Recent stories of teachers calling their students "future criminals," "germ bags," or saying they "hate their guts" over Facebook have grabbed media headlines. With a rising trend of teacher firings and suspensions due to inappropriate online behavior, school districts are now beginning to establish guidelines on what teachers can and can't do on social networking sites.
According to Central Florida News, teachers in Lake County are being urged to monitor their online activity or risk losing their jobs.
In a new document, the district lays out several guidelines teachers should follow.

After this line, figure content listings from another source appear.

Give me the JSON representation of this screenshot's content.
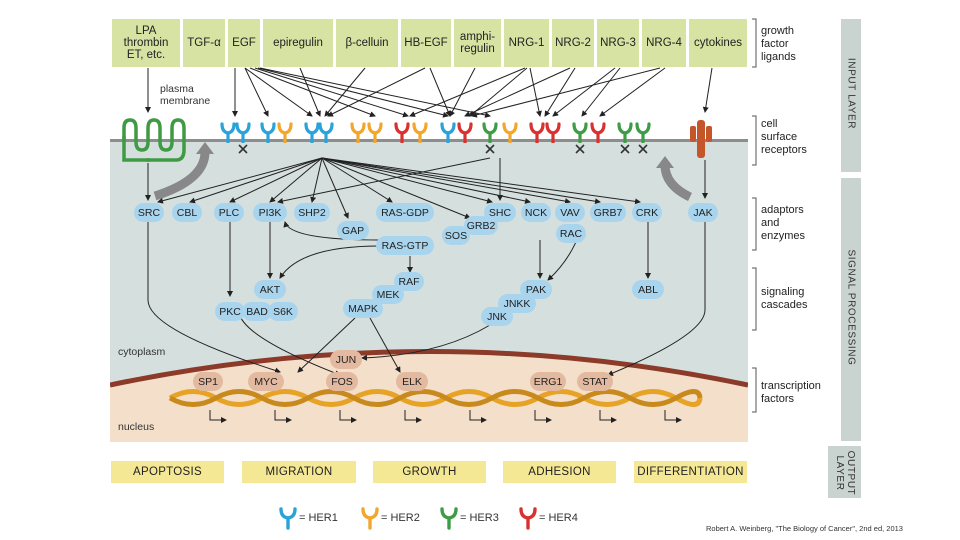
{
  "ligands": [
    "LPA\nthrombin\nET, etc.",
    "TGF-α",
    "EGF",
    "epiregulin",
    "β-celluin",
    "HB-EGF",
    "amphi-\nregulin",
    "NRG-1",
    "NRG-2",
    "NRG-3",
    "NRG-4",
    "cytokines"
  ],
  "labels": {
    "plasma_membrane": "plasma\nmembrane",
    "cytoplasm": "cytoplasm",
    "nucleus": "nucleus"
  },
  "right_labels": {
    "growth_factor_ligands": "growth\nfactor\nligands",
    "cell_surface_receptors": "cell\nsurface\nreceptors",
    "adaptors_enzymes": "adaptors\nand\nenzymes",
    "signaling_cascades": "signaling\ncascades",
    "transcription_factors": "transcription\nfactors"
  },
  "layers": {
    "input": "INPUT LAYER",
    "signal": "SIGNAL PROCESSING",
    "output": "OUTPUT\nLAYER"
  },
  "nodes": {
    "src": "SRC",
    "cbl": "CBL",
    "plc": "PLC",
    "pi3k": "PI3K",
    "shp2": "SHP2",
    "gap": "GAP",
    "rasgdp": "RAS-GDP",
    "rasgtp": "RAS-GTP",
    "sos": "SOS",
    "grb2": "GRB2",
    "shc": "SHC",
    "nck": "NCK",
    "vav": "VAV",
    "grb7": "GRB7",
    "crk": "CRK",
    "jak": "JAK",
    "rac": "RAC",
    "akt": "AKT",
    "pkc": "PKC",
    "bad": "BAD",
    "s6k": "S6K",
    "raf": "RAF",
    "mek": "MEK",
    "mapk": "MAPK",
    "pak": "PAK",
    "jnkk": "JNKK",
    "jnk": "JNK",
    "abl": "ABL"
  },
  "tfs": {
    "jun": "JUN",
    "sp1": "SP1",
    "myc": "MYC",
    "fos": "FOS",
    "elk": "ELK",
    "erg1": "ERG1",
    "stat": "STAT"
  },
  "outputs": [
    "APOPTOSIS",
    "MIGRATION",
    "GROWTH",
    "ADHESION",
    "DIFFERENTIATION"
  ],
  "legend": [
    {
      "label": "= HER1",
      "color": "#29a3d9"
    },
    {
      "label": "= HER2",
      "color": "#f2a72c"
    },
    {
      "label": "= HER3",
      "color": "#3e9b46"
    },
    {
      "label": "= HER4",
      "color": "#d8312f"
    }
  ],
  "citation": "Robert A. Weinberg, \"The Biology of Cancer\", 2nd ed, 2013"
}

Although they take no position on an employee's online activity during "personal time," the document offers a general rule of thumb: "If your blog or web page was a movie, it should be rated G.''
District spokesman, Christopher Patton, reflected on two cases over the past two years where teachers and students became "too close" online:
"I think if we can make sure the teachers and the employees understand that social media isn't a way to be communicating with students that hopefully these situations will be resolved before they actually happen."

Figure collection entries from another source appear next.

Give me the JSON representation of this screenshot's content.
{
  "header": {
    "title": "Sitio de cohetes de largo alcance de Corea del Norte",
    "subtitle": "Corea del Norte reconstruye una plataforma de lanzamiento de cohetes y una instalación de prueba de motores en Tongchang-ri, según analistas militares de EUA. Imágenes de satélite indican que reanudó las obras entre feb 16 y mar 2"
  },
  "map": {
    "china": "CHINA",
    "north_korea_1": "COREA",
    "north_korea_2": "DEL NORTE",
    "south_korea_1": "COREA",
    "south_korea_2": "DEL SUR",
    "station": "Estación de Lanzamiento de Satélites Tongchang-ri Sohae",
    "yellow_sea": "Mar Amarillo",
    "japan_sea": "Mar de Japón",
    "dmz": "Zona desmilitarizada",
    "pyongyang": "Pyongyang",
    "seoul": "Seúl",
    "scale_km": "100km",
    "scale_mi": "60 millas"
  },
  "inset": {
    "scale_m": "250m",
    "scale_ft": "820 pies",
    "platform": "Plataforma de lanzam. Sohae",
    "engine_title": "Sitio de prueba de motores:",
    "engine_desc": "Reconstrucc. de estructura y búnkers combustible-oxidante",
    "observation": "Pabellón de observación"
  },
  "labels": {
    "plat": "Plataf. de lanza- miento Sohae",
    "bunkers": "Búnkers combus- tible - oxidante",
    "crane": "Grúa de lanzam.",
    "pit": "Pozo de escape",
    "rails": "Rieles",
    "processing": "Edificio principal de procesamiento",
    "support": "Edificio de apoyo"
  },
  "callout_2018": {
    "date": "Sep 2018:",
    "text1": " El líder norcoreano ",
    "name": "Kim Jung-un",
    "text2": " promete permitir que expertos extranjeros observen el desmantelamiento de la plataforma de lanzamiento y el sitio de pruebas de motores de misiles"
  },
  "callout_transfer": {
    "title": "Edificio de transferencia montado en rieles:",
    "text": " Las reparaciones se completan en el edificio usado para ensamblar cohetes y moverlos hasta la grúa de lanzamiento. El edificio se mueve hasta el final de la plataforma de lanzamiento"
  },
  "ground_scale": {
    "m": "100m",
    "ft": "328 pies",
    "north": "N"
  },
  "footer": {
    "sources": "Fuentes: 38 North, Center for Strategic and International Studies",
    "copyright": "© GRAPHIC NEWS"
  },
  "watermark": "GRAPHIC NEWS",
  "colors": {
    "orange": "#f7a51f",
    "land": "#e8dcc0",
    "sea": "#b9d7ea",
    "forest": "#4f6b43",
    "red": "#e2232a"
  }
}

In Richmond, Virginia, The Board of Education recently voted to approve similar guidelines, but isn't issuing a call to cut it off completely. Department of Education spokesman Charles Pyle emphasized the need for boundaries and transparency when using such websites, reports WMAL News:
"The state board isn't saying that social networking should be out of bounds -- not at all. But there should be a discussion at the local level to set some rules for social networking."
These debates are controversial, as committee members are left to find a balance between the protection of First Amendment rights and the safety of their children. But how does one go about monitoring all the messages, comments, blog posts and friend requests sent out on multiple social networking sites? Wade Perry, with the Alabama Education Association may have an answer, reports WALA News:
"Simply say any contact with students has to be on an official Facebook page."
Given the permanent nature of online communication, some teachers may just opt to avoid social media in general. At least, that's Paul Beranek plan, a special education teacher at Margaret Mead Junior High in Elk Grove Village, reports The Chicago Tribune.
"I really prefer talking to someone in person," he said. "Once I put something down in writing, it's there forever. There's no taking it back. As a teacher, the liability is huge. Teachers really are public employees and need to be careful in how they are presenting themselves."